The length of a jump is counted from the center line of the horse to the closest point where any part of the body has met the floor. As in long jump, each competitor has a set number of attempts.

Today, mellanhopp is a gymnastic movement in the Swedish Gymnastics Federation and SISU materials.

==Competitions==
Grenhopp made its championship debut at the inaugural 1896 Swedish Athletics Championships and mellanhopp became a championship event in 1913. From 1913 until 1935, the two events were contested at the Swedish Indoor Jumps Championships together with the standing high jump and standing long jump events. The events where then dropped by the Swedish Athletics Association but taken up by the Swedish Gymnastics Federation, who organised Swedish championships from 1939 to 1948.
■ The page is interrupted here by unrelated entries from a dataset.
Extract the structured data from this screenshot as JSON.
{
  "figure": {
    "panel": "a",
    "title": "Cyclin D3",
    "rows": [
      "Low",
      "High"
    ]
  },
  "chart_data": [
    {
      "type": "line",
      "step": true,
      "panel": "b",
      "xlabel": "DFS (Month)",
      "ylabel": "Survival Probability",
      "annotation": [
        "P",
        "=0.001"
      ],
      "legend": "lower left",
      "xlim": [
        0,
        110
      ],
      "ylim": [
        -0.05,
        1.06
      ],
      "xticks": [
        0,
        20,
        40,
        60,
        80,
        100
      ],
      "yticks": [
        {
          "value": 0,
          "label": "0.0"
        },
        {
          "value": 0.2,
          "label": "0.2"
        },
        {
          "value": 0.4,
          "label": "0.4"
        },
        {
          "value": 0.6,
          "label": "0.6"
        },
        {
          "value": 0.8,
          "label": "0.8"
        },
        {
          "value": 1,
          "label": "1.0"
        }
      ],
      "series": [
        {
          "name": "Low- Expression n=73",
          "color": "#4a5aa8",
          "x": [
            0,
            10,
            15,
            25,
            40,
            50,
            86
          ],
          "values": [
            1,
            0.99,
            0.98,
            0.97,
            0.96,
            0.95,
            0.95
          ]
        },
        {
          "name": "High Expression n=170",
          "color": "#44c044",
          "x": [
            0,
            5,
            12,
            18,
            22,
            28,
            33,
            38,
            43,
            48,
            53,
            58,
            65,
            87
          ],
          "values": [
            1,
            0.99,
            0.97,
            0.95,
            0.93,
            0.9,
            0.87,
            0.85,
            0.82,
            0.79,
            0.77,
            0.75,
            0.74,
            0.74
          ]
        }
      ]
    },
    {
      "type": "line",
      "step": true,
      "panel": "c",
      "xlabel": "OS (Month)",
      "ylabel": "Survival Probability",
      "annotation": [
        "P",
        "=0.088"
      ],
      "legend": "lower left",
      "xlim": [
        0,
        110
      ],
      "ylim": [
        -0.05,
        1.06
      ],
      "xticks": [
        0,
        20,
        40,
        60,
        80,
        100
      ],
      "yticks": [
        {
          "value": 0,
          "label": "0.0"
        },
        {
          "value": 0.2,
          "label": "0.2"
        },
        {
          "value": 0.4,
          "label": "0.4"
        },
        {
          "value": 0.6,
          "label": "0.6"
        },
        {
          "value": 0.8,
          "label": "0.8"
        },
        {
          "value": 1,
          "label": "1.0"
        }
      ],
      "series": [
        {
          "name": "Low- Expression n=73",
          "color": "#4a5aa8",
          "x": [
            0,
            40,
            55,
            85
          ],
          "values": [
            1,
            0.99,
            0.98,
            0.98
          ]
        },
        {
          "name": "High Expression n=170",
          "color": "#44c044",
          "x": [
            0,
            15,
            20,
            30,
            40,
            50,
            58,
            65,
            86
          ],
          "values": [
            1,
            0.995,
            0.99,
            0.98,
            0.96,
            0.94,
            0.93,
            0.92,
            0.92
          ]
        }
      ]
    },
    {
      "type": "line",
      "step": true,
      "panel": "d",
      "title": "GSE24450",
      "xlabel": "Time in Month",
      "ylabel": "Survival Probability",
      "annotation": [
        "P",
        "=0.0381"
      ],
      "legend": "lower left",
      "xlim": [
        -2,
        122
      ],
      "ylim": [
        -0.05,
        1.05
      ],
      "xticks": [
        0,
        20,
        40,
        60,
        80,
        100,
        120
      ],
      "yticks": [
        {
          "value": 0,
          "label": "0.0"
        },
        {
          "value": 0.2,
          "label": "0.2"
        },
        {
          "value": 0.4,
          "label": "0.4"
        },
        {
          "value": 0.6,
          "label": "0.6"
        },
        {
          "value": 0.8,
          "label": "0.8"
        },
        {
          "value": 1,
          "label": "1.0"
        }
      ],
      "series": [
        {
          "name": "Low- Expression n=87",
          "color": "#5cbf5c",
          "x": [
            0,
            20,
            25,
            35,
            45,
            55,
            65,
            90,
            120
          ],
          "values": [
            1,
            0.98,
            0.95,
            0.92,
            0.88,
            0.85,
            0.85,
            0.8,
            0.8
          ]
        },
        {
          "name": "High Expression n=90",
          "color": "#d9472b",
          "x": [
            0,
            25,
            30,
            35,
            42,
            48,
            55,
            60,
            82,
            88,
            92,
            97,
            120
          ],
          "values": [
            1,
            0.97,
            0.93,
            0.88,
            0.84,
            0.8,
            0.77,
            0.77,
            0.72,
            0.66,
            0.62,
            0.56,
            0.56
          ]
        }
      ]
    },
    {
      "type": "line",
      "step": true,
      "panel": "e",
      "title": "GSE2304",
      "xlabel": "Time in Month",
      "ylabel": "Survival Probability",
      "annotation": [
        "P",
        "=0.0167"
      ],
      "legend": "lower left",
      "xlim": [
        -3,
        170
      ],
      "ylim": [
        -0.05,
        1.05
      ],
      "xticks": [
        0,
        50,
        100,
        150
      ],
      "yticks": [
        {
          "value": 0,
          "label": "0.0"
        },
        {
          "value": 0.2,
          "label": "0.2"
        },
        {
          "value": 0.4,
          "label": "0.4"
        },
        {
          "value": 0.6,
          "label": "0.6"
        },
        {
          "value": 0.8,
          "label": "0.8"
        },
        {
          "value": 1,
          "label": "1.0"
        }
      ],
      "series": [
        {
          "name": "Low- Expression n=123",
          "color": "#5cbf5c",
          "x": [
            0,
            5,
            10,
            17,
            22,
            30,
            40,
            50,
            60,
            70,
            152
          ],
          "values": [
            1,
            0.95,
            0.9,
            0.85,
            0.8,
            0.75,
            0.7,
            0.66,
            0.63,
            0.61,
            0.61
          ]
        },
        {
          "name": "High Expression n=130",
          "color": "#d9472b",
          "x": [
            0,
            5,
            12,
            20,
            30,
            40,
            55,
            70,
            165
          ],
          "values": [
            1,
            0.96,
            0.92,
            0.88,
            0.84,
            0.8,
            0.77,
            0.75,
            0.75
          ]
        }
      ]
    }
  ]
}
For grenhopp, the first noted Swedish record was 2.29 m by Theodor Andersson, GAIS, set in 1899. By the end of the Swedish Athletics Association governance, the Swedish record in grenhopp was 2.50 m by Leif Dahlgren, IFK Malmö, set in 1931.

The first noted Swedish record in mellanhopp was 3.89 m by Carl Silfverstrand, Djurgårdens IF, set in 1907. By the end of the Swedish Athletics Association governance, the Swedish record was 4.78 m by Wiking Sjöström, IFK Malmö, set in 1934.